Case Name: Reliance General Insurance Company Limited v. Kanika & Ors.
Citation: 2026 INSC 188; Civil Appeal Nos. 2506–2507 of 2026 (Arising out of SLP (Civil) Nos. 26979–80 of 2025)
Date of Judgment/Order: 24 February 2026
Bench: Hon’ble Mr. Justice Sanjay Karol and Hon’ble Mr. Justice Augustine George Masih
Held: The Supreme Court held that financial assistance received under the Haryana Compassionate Assistance to Dependents of Deceased Government Employees Rules, 2006, to the extent that it substitutes loss of income, is liable to be deducted from compensation awarded under the Motor Vehicles Act, 1988, in order to prevent double recovery. The Court further held that a High Court exercising appellate jurisdiction under Section 173 of the Motor Vehicles Act cannot, under the guise of clarification, substantively alter its concluded judgment by modifying the quantum of compensation, as such exercise amounts to review and must conform to Order XLVII CPC.
Summary: The deceased, a government employee drawing a monthly salary of Rs. 21,805, died in a motor vehicle accident on 2 November 2009. The Motor Accidents Claims Tribunal awarded compensation of Rs. 8,80,000 with interest.

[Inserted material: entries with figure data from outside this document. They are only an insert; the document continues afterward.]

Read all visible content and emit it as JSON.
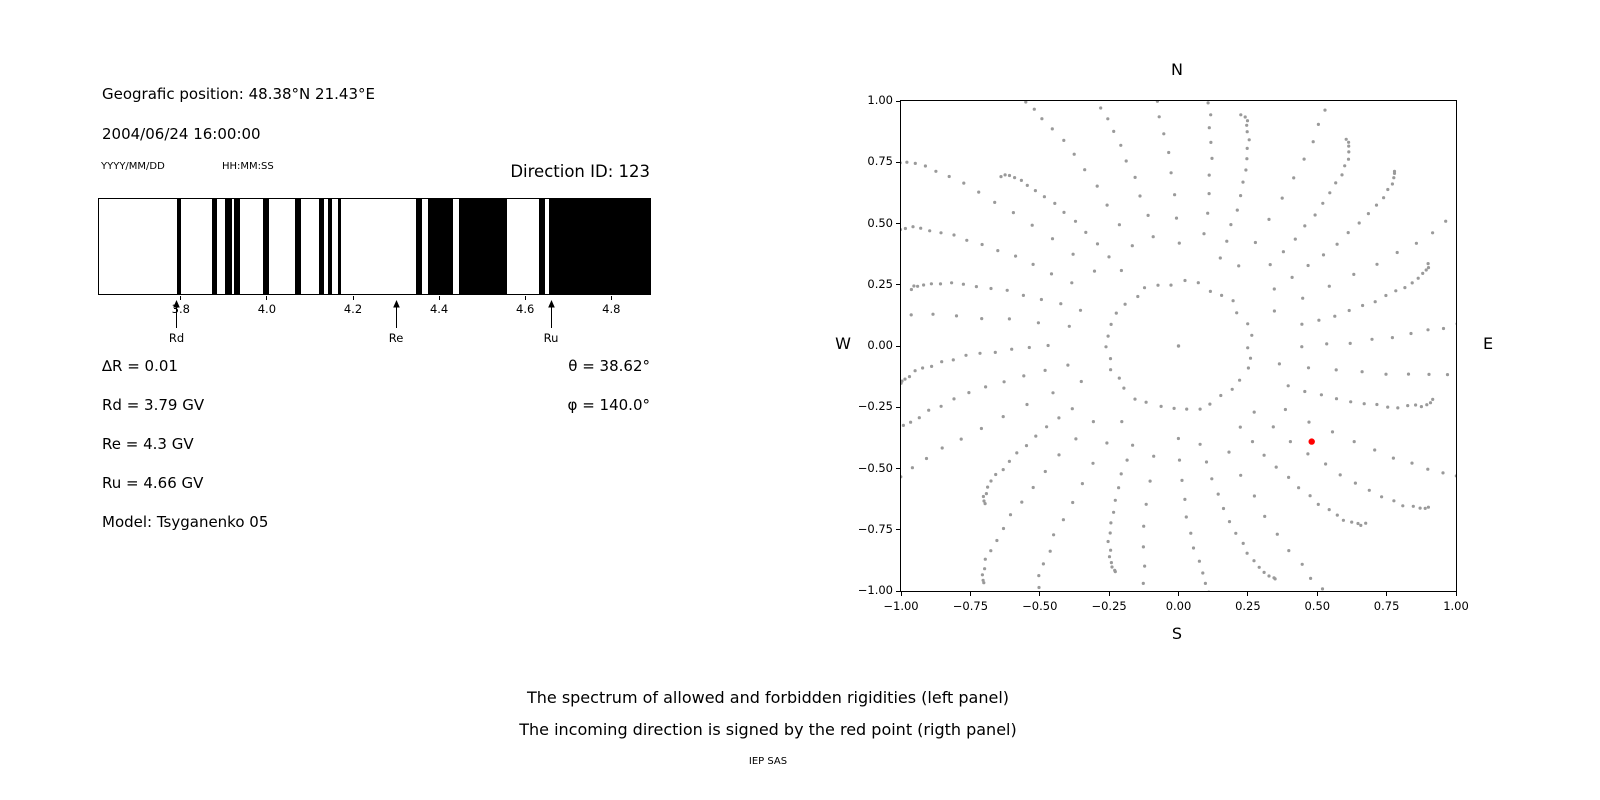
{
  "left_panel": {
    "position_label": "Geografic position: 48.38°N 21.43°E",
    "datetime": "2004/06/24 16:00:00",
    "date_format_label": "YYYY/MM/DD",
    "time_format_label": "HH:MM:SS",
    "direction_id_label": "Direction ID: 123",
    "params_left": [
      "∆R = 0.01",
      "Rd = 3.79 GV",
      "Re = 4.3 GV",
      "Ru = 4.66 GV",
      "Model: Tsyganenko 05"
    ],
    "params_right": [
      "θ = 38.62°",
      "φ = 140.0°"
    ]
  },
  "right_panel": {
    "compass": {
      "top": "N",
      "bottom": "S",
      "left": "W",
      "right": "E"
    }
  },
  "caption": {
    "line1": "The spectrum of allowed and forbidden rigidities (left panel)",
    "line2": "The incoming direction is signed by the red point (rigth panel)",
    "credit": "IEP SAS"
  },
  "colors": {
    "allowed_band": "#000000",
    "gray_dot": "#9a9a9a",
    "red_point": "#ff0000",
    "frame": "#000000"
  },
  "chart_data": [
    {
      "type": "bar",
      "panel": "left",
      "description": "Spectrum of allowed (black) and forbidden (white) rigidities in GV",
      "xlim": [
        3.61,
        4.89
      ],
      "xticks": [
        3.8,
        4.0,
        4.2,
        4.4,
        4.6,
        4.8
      ],
      "allowed_bands_gv": [
        [
          3.79,
          3.801
        ],
        [
          3.872,
          3.884
        ],
        [
          3.902,
          3.919
        ],
        [
          3.923,
          3.937
        ],
        [
          3.991,
          4.005
        ],
        [
          4.065,
          4.079
        ],
        [
          4.121,
          4.133
        ],
        [
          4.142,
          4.151
        ],
        [
          4.165,
          4.172
        ],
        [
          4.347,
          4.36
        ],
        [
          4.374,
          4.433
        ],
        [
          4.447,
          4.558
        ],
        [
          4.633,
          4.647
        ],
        [
          4.656,
          4.89
        ]
      ],
      "cutoffs": [
        {
          "label": "Rd",
          "value_gv": 3.79
        },
        {
          "label": "Re",
          "value_gv": 4.3
        },
        {
          "label": "Ru",
          "value_gv": 4.66
        }
      ]
    },
    {
      "type": "scatter",
      "panel": "right",
      "description": "Asymptotic directions: gray dotted radial spokes with inner ring; red point marks incoming direction",
      "xlim": [
        -1,
        1
      ],
      "ylim": [
        -1,
        1
      ],
      "xticks": [
        -1.0,
        -0.75,
        -0.5,
        -0.25,
        0.0,
        0.25,
        0.5,
        0.75,
        1.0
      ],
      "yticks": [
        -1.0,
        -0.75,
        -0.5,
        -0.25,
        0.0,
        0.25,
        0.5,
        0.75,
        1.0
      ],
      "center_point": {
        "x": 0,
        "y": 0
      },
      "red_point": {
        "x": 0.48,
        "y": -0.39
      },
      "gray_pattern": {
        "ring_radius": 0.26,
        "ring_count": 34,
        "spoke_count": 32,
        "points_per_spoke": 15,
        "spoke_r_start": 0.42,
        "spoke_r_end": 1.12,
        "spoke_r_end_variation": 0.18,
        "twist_deg": 9,
        "start_angle_deg": 90
      }
    }
  ]
}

On appeal, the High Court enhanced the compensation to Rs. 29,09,240 but directed deduction of amounts received under the 2006 Rules. Subsequently, on a clarification application, the High Court modified its earlier direction and held that the entire amount received under the 2006 Rules would not be deductible, thereby effectively increasing the payable amount. The insurer challenged this modification before the Supreme Court. The Court examined the decisions in Reliance General Insurance v. Shashi Sharma and National Insurance Co. Ltd. v. Birender, and clarified that both judgments are consistent: Shashi Sharma lays down the substantive rule that overlapping income-replacement benefits must be deducted, while Birender addresses the procedural stage and evidentiary basis for such deduction. The Court also analysed the scope of Sections 151 and 152 CPC, reiterating that clerical corrections are permissible but substantive modification of compensation under the guise of clarification is impermissible.

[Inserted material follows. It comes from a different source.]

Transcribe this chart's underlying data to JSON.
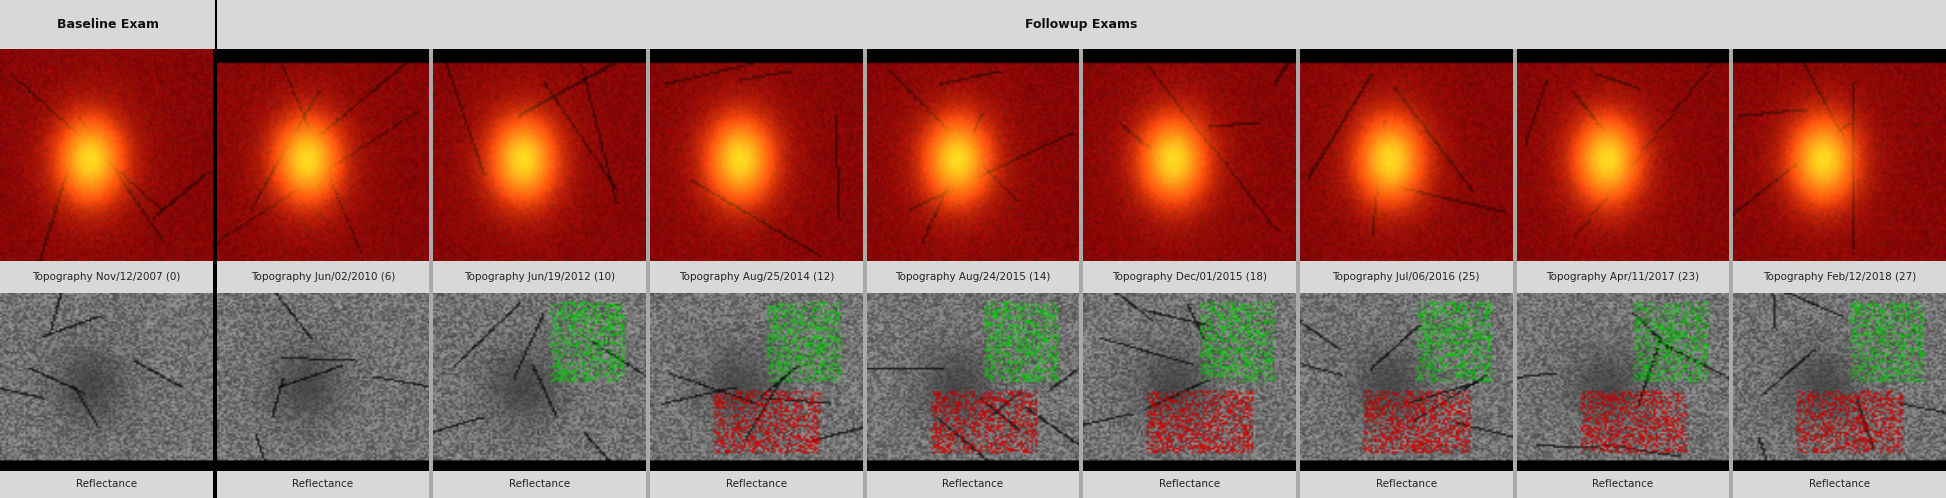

Decision: The appeals were allowed, the High Court’s order passed in review was set aside, and the original main order directing deduction of compensation received under the 2006 Rules was restored. The claimant-respondents were directed to file an affidavit before the Tribunal disclosing amounts received, if any, under the 2006 Rules for appropriate deduction, with interest payable from the date of institution of the claim petition, and the balance amount to be released within six weeks of determination. Pending applications were closed with no order as to costs.